The Ministry of Energy and Mines (Minem) has finally released over US$55 million to address half a century’s legacy of contamination in Block 192. A welcome first step, it will not go far in addressing the problem as a whole.

The money will allow restorative operations to resume on 32 priority sites in Amazonas region. But the overall task is daunting. There are 1,273 untreated spills (and still counting). On 13 January, local communities closed down the air strip and operational base at Nuevo Andoas in protest against the latest reported oil spill.

Drilling platforms in Block 192, along with the antiquated North Peru pipeline and its branches, have affected 98 indigenous communities for over half a century living along four Amazon tributaries: the Tigre (Kichwa), the Corrientes (Achuar), the Pastaza (Quechua) and the Marañon (Cocama).

Pluspetrol of Argentina held the concession until 2015. Then Frontera from Canada took over, to be replaced by Petroperú in 2020.

Indigenous complaints about the presence of crude oil in their water supplies, on their crops and in their villages only began to have some effect after the UNDP conducted an independent study of the region in 2018 that confirmed that there had been no effective remediation over the entire period of the concession.

As a result of the study, Minem set up FONAM, a national environmental trust fund with broad representation from the ministries of the environment, health and sanitation, agriculture, and housing and construction.
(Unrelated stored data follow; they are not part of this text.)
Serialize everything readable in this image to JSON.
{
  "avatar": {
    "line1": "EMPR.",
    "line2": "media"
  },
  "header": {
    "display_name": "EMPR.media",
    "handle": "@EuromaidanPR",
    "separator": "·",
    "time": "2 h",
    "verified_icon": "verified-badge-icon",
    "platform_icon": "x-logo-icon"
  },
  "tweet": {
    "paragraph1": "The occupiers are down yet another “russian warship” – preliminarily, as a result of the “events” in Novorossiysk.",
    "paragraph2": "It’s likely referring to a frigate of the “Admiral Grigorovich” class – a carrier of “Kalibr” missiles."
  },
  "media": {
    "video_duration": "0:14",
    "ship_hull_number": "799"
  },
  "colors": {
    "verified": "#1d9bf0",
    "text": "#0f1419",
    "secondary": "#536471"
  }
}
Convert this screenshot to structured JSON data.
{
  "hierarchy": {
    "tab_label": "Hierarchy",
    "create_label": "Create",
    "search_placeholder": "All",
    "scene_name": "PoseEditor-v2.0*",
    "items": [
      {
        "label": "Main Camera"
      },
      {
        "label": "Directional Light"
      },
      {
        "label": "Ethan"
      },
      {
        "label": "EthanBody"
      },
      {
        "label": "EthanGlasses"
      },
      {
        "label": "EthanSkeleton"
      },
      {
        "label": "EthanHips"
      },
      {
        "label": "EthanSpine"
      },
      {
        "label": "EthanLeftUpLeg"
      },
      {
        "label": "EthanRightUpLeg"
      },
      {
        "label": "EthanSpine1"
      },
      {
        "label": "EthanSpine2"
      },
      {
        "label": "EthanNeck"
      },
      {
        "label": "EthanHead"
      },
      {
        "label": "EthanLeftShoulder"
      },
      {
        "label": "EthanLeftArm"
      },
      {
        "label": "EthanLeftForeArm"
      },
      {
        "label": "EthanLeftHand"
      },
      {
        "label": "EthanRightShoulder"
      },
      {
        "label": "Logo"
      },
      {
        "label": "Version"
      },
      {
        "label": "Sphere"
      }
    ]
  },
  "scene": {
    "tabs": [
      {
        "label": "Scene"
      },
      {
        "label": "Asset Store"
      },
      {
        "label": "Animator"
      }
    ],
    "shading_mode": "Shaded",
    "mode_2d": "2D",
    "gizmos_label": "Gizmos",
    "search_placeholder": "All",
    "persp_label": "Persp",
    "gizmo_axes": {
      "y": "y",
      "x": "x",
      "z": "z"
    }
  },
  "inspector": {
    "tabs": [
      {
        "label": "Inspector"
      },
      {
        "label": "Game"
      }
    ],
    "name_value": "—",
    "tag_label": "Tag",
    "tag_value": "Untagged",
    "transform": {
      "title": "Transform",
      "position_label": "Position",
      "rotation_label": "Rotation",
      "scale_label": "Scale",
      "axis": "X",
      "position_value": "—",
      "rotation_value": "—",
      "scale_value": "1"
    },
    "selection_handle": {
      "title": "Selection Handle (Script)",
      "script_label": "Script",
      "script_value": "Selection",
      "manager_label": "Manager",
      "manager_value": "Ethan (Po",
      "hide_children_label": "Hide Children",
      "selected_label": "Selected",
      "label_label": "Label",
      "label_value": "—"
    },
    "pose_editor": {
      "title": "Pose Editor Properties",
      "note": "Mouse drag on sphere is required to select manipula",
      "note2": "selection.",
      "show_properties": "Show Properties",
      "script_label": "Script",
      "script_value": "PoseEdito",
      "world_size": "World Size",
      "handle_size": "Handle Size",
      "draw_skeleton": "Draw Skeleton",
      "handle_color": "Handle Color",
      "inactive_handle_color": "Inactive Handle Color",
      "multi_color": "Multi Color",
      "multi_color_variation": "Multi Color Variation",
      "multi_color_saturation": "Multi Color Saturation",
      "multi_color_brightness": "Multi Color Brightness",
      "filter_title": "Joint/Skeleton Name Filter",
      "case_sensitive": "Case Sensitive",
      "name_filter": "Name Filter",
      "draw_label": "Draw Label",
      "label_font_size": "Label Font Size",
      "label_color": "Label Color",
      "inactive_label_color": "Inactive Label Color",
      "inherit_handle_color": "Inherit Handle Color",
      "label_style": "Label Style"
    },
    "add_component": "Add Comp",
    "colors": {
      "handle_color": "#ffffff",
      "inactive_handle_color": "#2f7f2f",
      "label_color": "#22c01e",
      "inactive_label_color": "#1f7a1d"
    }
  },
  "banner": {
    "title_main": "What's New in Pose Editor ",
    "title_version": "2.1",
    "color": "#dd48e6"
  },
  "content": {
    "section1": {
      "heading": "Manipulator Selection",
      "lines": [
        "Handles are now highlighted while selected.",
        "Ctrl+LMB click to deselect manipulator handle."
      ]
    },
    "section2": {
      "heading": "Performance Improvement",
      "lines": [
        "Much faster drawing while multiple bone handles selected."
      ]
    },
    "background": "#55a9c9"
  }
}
Crucially, it also included indigenous organisations.

In 2016, FONAM released the first tranche of US$15 million from the fund, and late in 2019 Minem authorised disbursement of the remaining US$40 million, following vigorous lobbying by indigenous groups.

However, this will only restore ten of the roughly 2,000 contaminated sites in the area. The cost of addressing all the priority 32 sites is estimated to rise to US$211 million. Even if the government matches the US$40 million of the second tranche (as promised), the indigenous peoples estimate that only 2% of all zones affected by contamination will be covered.

The current situation is the result of decades of neglect of both plant and pipelines in Block 192. The high social, environmental and financial costs associated with the oil industry and its remediation suggest the need for greater focus on prevention rather than cure.

The closure of the runway at Nuevo Andoas and the blockade of Frontera’s 350 staff in the base there suggests that neglect is no longer an option.